Creation and Creator

I was always taught that there was a wide gap between God, as Creator, and humanity, as creation. God is holy, I was told, while humanity was essentially sinful, flawed, limited and unworthy. It was therefore the grace of God, and that alone, which bridged the gap between unworthy humanity and sacred divinity. It was God who bent to the weakness of undeserving humankind, mainly because humans are unable to ascend the heights of divine status.

That picture of the relationship between God and God's creation served as a core understanding for a very long time. It rested as a foundational assumption under much of my theological development. God was Creator and humanity was creation, and never the twain shall meet.

The time has come, however, for me to accept a different relationship between God and humankind. This new relationship is based on intimacy and involvement instead of passivity or design of some divine plan or fate. This new relationship rejects the notion that God is "above" or "other." It demands that we see God as within and through, around and among, between and across.
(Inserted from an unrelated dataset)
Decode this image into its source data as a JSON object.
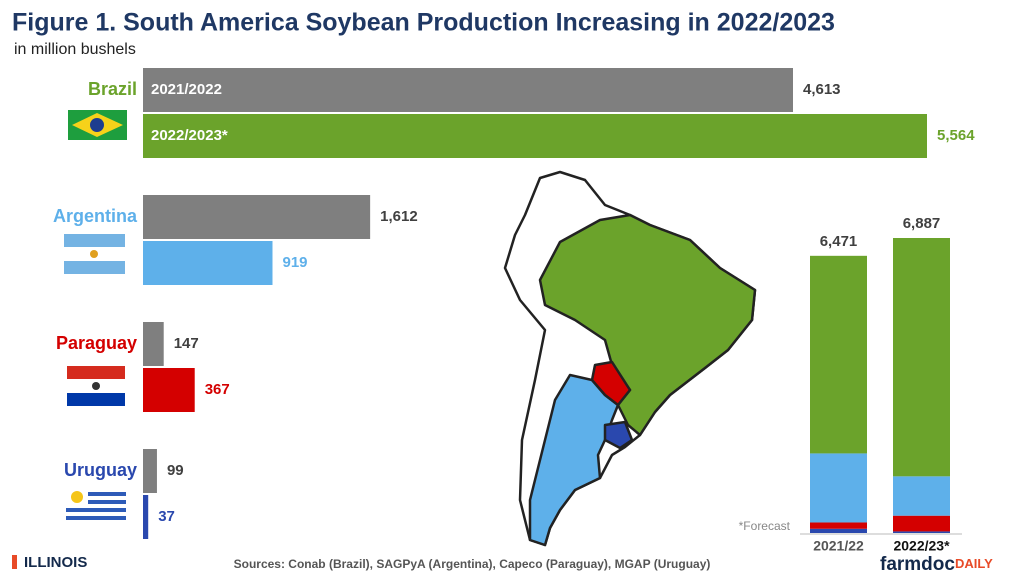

The God of divine status, far above human nature, suggests that we consider a God that, like humans, thinks, acts, judges and emotes. This is a God who wills. But what if God is different than we have thought? What if God is spiritual energy that inhabits neither time nor space? What if God is throughout instead of above? What if all life can be defined as the presence of this divine spiritual energy and death is simply its absence? What if every person, in fact every living thing, deserves divine status, simply by virtue of being a bearer of God's spiritual energy?

If God's spiritual energy is throughout all living things, then all living things are essentially worthy, capable, deserving and radically equal. There is no gap between divinity and humanity. There is instead a unity of all things in the divinity of all life.

Years ago, when I rejected for myself the notion of God as an old man who sat on a throne, high above, and acted capriciously in the course of human history, I discovered the need for an alternative picture of what and who God might be. I unlearned my metaphysical divinity and began looking for an existential God, one who truly impacts human history. I could imagine a God which acted within the course of human affairs instead of above and over them. I began to draw the portrait of a divinity that was in Christ the same way that the same divinity is within us.

From the standpoint of an alternative foundational assumption about God, a whole new theology takes shape. This theology is based on the divine abilities that are part and parcel of human essential nature. By virtue of being alive, after all, humans bear the divine spiritual energy. Each one is worthy of attention, integrity, respect, care and concern. All life is deserving. All life is divine spiritual energy.

So, perhaps there is a gap between divinity and humanity, but the gap rests in its application instead of its essential nature. I relate much better to this divinity. It is much closer, more intimate, more directly applicable to the human endeavor, if we see ourselves as bearers of divine spiritual energy.